Del Vecchio: la cassaforte di famiglia ancora in sospeso: nuova spaccatura
A distanza ormai di oltre due anni dalla morte di Leonardo Del Vecchio, la complessa partita dell’eredità e della governance della holding lussemburghese Delfin rimane lontana da una conclusione.
Quali sono le ragioni di questo protrarsi dello stallo? Come si sono ridisegnati i rapporti interni fra gli eredi? E soprattutto, cosa rischia il gruppo industriale controllato da Delfin?
Le radici dello stallo
Nel testamento aperto subito dopo il decesso, è stato stabilito che a ciascuno degli otto eredi – la moglie Nicoletta Zampillo, i figli Claudio, Marisa e Paola (nati dalla prima moglie), Leonardo Maria (nato dall’unione con la Zampillo) e Luca e Clemente (nati da altra relazione) – e il figlio della Zampillo da un precedente matrimonio, Rocco Basilico – venisse attribuita una quota pari al 12,5% di Delfin.

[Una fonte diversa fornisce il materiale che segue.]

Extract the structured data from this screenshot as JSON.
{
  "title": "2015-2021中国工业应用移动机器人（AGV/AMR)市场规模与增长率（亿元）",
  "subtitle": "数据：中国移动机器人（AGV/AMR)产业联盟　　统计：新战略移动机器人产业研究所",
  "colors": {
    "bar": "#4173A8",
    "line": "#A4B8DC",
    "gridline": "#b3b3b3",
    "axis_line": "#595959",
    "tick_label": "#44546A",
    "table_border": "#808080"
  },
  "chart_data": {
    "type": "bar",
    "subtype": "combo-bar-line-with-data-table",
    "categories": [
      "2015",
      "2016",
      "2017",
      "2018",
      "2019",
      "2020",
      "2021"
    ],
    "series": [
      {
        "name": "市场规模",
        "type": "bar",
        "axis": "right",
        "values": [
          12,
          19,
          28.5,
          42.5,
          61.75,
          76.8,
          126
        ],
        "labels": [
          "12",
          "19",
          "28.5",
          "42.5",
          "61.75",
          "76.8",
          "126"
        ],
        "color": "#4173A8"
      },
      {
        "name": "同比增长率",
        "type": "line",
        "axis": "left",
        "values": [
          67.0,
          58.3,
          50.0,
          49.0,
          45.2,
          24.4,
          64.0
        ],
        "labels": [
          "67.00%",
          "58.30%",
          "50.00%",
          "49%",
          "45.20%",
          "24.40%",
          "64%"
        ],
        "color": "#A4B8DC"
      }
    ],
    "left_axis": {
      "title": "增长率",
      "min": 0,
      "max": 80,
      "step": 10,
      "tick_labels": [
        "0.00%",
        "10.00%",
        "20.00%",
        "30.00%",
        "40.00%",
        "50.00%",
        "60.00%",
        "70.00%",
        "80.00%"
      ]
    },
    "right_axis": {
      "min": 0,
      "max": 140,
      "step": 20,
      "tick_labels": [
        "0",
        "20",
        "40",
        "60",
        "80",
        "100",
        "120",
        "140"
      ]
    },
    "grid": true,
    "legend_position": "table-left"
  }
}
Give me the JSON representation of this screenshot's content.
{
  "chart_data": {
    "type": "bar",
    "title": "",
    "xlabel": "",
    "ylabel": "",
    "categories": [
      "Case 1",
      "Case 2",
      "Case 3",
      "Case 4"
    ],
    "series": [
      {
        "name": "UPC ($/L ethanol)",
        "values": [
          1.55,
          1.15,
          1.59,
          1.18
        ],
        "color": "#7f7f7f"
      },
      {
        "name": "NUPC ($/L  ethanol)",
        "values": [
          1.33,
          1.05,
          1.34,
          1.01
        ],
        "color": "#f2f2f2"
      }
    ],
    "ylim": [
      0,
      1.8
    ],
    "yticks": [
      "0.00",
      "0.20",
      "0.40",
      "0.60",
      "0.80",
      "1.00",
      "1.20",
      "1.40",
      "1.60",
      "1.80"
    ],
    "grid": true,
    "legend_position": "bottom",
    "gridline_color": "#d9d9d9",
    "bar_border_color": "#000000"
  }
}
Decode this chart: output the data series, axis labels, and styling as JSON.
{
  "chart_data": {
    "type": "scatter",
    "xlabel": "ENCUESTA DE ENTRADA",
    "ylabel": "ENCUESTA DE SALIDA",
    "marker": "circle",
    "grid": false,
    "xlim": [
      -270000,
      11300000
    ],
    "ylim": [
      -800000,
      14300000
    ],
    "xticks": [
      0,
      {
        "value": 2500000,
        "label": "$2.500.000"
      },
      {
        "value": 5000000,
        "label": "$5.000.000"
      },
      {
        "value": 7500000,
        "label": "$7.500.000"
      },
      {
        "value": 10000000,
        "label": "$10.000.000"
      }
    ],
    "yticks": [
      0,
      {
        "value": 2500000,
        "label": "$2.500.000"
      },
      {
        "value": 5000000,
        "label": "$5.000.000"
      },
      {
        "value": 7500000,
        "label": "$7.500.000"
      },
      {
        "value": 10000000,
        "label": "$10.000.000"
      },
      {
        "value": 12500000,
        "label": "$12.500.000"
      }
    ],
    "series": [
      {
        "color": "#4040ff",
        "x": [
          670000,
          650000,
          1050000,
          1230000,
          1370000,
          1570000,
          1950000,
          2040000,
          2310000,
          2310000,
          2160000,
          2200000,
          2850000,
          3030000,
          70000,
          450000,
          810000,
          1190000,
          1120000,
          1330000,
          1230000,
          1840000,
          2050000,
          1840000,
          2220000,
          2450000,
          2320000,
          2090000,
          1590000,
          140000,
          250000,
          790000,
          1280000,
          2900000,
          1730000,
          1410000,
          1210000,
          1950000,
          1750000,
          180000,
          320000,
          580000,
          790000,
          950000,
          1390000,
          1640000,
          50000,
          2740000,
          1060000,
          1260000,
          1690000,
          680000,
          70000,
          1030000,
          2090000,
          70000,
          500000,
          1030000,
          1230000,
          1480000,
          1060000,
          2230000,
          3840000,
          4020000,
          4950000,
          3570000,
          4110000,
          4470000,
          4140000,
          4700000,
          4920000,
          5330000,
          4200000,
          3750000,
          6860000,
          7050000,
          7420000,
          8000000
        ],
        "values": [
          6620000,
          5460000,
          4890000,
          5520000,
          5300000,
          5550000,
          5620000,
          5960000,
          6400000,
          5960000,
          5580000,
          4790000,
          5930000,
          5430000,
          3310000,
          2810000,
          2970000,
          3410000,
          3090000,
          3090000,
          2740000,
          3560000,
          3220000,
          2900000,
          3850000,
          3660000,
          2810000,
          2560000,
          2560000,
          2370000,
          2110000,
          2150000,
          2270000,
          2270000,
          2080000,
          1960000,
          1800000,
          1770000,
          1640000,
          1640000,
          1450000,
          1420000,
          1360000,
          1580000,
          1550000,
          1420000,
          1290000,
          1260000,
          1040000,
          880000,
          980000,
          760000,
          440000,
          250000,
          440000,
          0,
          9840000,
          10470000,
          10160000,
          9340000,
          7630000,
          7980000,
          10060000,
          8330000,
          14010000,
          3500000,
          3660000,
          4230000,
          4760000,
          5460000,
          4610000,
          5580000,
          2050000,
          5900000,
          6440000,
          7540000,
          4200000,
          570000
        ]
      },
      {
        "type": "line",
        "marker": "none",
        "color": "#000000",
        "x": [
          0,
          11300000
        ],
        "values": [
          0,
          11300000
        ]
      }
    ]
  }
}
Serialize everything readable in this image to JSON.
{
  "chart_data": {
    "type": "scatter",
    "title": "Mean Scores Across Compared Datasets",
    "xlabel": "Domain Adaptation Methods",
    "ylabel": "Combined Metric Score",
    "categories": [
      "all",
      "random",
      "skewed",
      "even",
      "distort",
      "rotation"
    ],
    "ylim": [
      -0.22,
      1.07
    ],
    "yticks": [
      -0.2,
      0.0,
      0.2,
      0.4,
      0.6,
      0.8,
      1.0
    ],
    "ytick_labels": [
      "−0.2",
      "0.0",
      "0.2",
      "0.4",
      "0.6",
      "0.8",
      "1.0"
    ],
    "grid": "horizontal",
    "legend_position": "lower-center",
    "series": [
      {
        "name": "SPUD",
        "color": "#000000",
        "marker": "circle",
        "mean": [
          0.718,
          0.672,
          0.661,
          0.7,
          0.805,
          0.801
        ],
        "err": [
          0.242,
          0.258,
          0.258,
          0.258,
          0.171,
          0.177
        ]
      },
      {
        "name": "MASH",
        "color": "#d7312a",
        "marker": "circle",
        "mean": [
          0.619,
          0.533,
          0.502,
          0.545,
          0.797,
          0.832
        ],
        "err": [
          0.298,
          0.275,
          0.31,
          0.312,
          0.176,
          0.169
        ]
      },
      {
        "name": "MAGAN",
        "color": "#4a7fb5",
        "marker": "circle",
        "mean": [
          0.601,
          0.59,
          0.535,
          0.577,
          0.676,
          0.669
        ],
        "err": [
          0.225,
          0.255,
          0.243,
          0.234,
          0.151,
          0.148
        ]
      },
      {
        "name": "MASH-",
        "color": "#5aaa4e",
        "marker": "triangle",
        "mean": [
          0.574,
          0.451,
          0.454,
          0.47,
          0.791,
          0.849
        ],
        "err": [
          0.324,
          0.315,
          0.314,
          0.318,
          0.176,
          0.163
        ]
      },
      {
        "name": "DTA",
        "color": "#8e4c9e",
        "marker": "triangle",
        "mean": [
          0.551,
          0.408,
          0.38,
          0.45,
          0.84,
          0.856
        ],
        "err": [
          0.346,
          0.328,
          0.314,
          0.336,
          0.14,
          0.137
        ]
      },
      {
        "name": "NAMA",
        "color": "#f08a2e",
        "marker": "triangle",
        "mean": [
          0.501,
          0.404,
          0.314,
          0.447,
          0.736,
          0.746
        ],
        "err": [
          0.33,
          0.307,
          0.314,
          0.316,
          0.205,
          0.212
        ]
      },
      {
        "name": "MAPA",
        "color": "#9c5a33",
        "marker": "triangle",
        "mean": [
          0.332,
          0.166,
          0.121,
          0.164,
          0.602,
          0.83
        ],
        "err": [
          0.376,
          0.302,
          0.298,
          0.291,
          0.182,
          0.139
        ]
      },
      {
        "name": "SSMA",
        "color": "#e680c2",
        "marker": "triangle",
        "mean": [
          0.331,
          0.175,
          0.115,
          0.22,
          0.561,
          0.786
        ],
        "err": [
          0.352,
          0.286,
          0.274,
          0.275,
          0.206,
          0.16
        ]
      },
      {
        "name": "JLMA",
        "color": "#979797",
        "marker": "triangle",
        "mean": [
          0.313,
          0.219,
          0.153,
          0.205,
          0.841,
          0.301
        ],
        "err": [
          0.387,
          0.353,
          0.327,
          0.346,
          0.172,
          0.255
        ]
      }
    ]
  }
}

Tale parità nella distribuzione avrebbe dovuto agevolare la compattezza del gruppo azionario – tuttavia non è andata così.
Il problema centrale è che oggi la questione non riguarda tanto chi eredita quanto come si gestisce la holding, in particolare la governance e la modifica dello statuto societario. Tre eredi – Paola, Luca e Clemente – hanno posto condizioni: vogliono che prima della distribuzione effettiva dell’eredità si definiscano modifiche strutturali dello statuto (su temi come la durata del CdA o la soglia per la distribuzione dei dividendi). Altri, come Marisa e Leonardo Maria, preferiscono invece chiudere subito la successione e rinviare le modifiche statutarie a momento successivo.
Da questo diverbio deriva sostanzialmente il buco nell’intesa: senza accordo unanime sulle modalità operative, la holding resta operativa ma in uno stato di “stand by”.
Conseguenze industriali e strategiche
Se la situazione rimanesse così, il gruppo rischia una perdita di slancio nel momento in cui invece servirebbe chiarezza e decisione. Da una parte, la continuità è assicurata dalla presenza di figure manageriali – come Francesco Milleri, già alla guida di EssilorLuxottica – che permettono un funzionamento ordinario. Dall’altra, la mancata definizione dell’assetto di governo può indebolire la competitività e la visione a lungo termine.
Inoltre, l’assenza di decisioni potrebbe penalizzare la distribuzione dei dividendi: in una recente assemblea di Delfin, a quanto risulta, la distribuzione del dividendo 2023 è stata bloccata proprio a causa dei voti contrari degli eredi che chiedono prima garanzie.
Quali scenari per la chiusura del dossier?
La via d’uscita potrebbe passare da uno dei seguenti percorsi:
- Intesa interna negoziata: gli eredi trovano un compromesso su statuto e successione, chiudendo la partita e rendendo operativa una nuova governance.
- Intervento giudiziario o arbitrale: una causa già in corso, promossa da Francesco Milleri contro lo stato di graduazione dell’eredità, potrebbe sbloccare le posizioni.
- Stallo prolungato: senza accordo e senza impulso esterno, l’assetto resta invariato, consolidando una situazione di “holding dormiente” – che potrebbe culminare in perdita di opportunità industriali.
La vicenda Delfin dimostra come anche le grandi famiglie imprenditoriali possano trovarsi al bivio tra eredità e governance: sei miliardi – o più – non bastano se manca la volontà di trovare un accordo. Il gruppo industriale che Del Vecchio ha costruito merita chiarezza e una leadership definita: la tenuta futura dell’impero dipenderà non solo dal capitale, ma dalla capacità di mettere a regime un patto familiare moderno.